BAB 9 : TALI PENGHUBUNG

869 131 4
                                    

Dear Atha,
Kayaknya kalimat di lagu Cakra Khan beneran deh, memang kita takkan menyatu. Tapi Atha harus percaya kalau Netha bakal matahin persepsi itu. Kita bakal menyatu kok, selagi Netha yakin, pasti bisa.

INSIDE YOU

...


Suara ketukan pintu terdengar dari salah satu ruangan. Dengan tangan tergepal yang menyentuh gagang, Atha mencondongkan tubuh, memerhatikan para guru di dalam ruangan tersebut.
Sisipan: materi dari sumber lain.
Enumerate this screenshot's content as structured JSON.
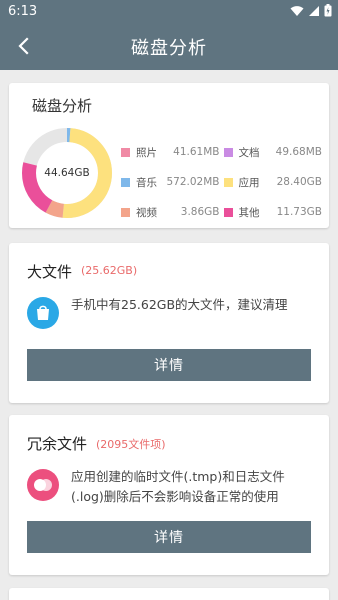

Tidak disangka, sama saja seperti murid. Ada guru yang tertawa terbahak menceritakan seseorang, lalu ada pula yang menyantap bekal dan memeriksa tugas para anak didiknya dengan memanfaatkan waktu yang ada.

Dan tebak saja apa yang dilakukan oleh wali kelasnya sekarang ...
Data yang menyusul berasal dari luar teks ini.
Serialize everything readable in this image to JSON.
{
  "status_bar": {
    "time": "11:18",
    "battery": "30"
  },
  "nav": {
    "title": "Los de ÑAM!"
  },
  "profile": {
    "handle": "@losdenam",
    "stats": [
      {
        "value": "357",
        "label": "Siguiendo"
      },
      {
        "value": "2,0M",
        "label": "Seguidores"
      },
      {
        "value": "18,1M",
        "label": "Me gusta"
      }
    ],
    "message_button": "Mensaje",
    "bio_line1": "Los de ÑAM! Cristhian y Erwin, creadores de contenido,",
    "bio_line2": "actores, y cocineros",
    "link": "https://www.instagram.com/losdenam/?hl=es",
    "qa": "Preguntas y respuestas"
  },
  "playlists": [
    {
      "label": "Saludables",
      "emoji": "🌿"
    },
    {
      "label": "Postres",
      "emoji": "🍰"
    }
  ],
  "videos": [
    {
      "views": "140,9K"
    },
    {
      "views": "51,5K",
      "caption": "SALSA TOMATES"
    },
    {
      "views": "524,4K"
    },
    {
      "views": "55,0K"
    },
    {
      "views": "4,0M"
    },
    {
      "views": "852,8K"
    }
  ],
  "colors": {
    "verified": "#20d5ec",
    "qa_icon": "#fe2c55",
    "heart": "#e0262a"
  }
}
Atha menahan napas, dimasuknya ruang guru dengan sopan lalu berdiri di hadapan perempuan paruh baya berkacamata itu. Beberapa tumpuk buku tersusun rapi di meja, di bagian kanan untuk yang belum diperiksa dan sebelah kiri yang sudah diberi tanda paraf.
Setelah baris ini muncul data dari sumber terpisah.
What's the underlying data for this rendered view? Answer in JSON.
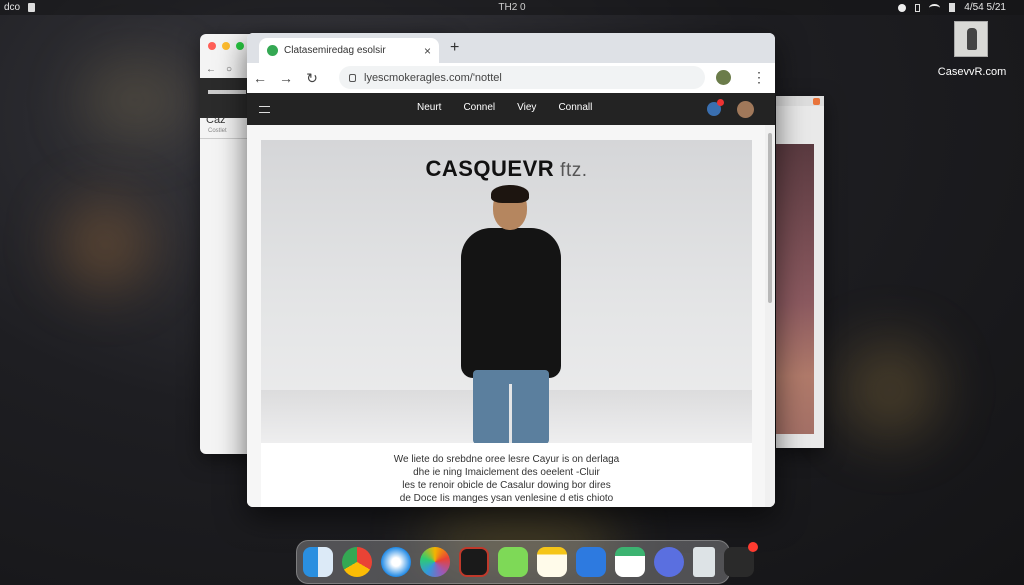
{
  "menubar": {
    "app_name": "dco",
    "center_text": "TH2 0",
    "clock": "4/54 5/21"
  },
  "desktop": {
    "icon_label": "CasevvR.com"
  },
  "back_window": {
    "topbar_text": "",
    "content_title": "Caz",
    "content_sub": "Costlet"
  },
  "browser": {
    "tab_title": "Clatasemiredag esolsir",
    "tab_close": "×",
    "new_tab": "+",
    "back": "←",
    "forward": "→",
    "reload": "↻",
    "url": "lyescmokeragles.com/'nottel",
    "menu": "⋮"
  },
  "site": {
    "nav": [
      "Neurt",
      "Connel",
      "Viey",
      "Connall"
    ],
    "brand": "CASQUEVR",
    "brand_suffix": "ftz.",
    "caption": [
      "We liete do srebdne oree lesre Cayur is on derlaga",
      "dhe ie ning Imaiclement des oeelent -Cluir",
      "les te renoir obicle de Casalur dowing bor dires",
      "de Doce Iis manges ysan venlesine d etis chioto"
    ]
  },
  "dock": {
    "apps": [
      "finder",
      "chrome",
      "safari",
      "photos",
      "game",
      "messages",
      "notes",
      "keynote",
      "calendar",
      "app-store",
      "trash",
      "camera"
    ]
  }
}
Nilai? Secepat mungkin Atha yang melirik tumpukan itu,  kembali menegapkan tubuh saat perempuan itu sadar akan keberadaannya. Mustahil, jangan berharap hal baik terlalu banyak. Nilai hanya dapat dilihat saat ada tugas yang bersifat objektif dan ulangan tengah semester.

"Ibu ada panggil saya?" tanya Atha, mengangkat kedua alis.

Guru itu menganguk. Jeda sejenak, perempuan itu menyuruh Atha untuk duduk dengan gerakan sebelah tangan lalu menyelesaikan koreksi tugasnya. Buku bersampul biru dengan motif kotak-kotak jelas milik Atha berada di urutan terakhir.

"Apa ada yang salah dari tugas saya?" gumam Atha, memerhatikan pena merah yang mulai mencoret buku tersebut

Buku selesai dikoreksi, tanda paraf sudah tertera dengan rapi dan diletakkan bersama tumpukan di sebelah kiri. Diam-diam Atha mengembus napas lega.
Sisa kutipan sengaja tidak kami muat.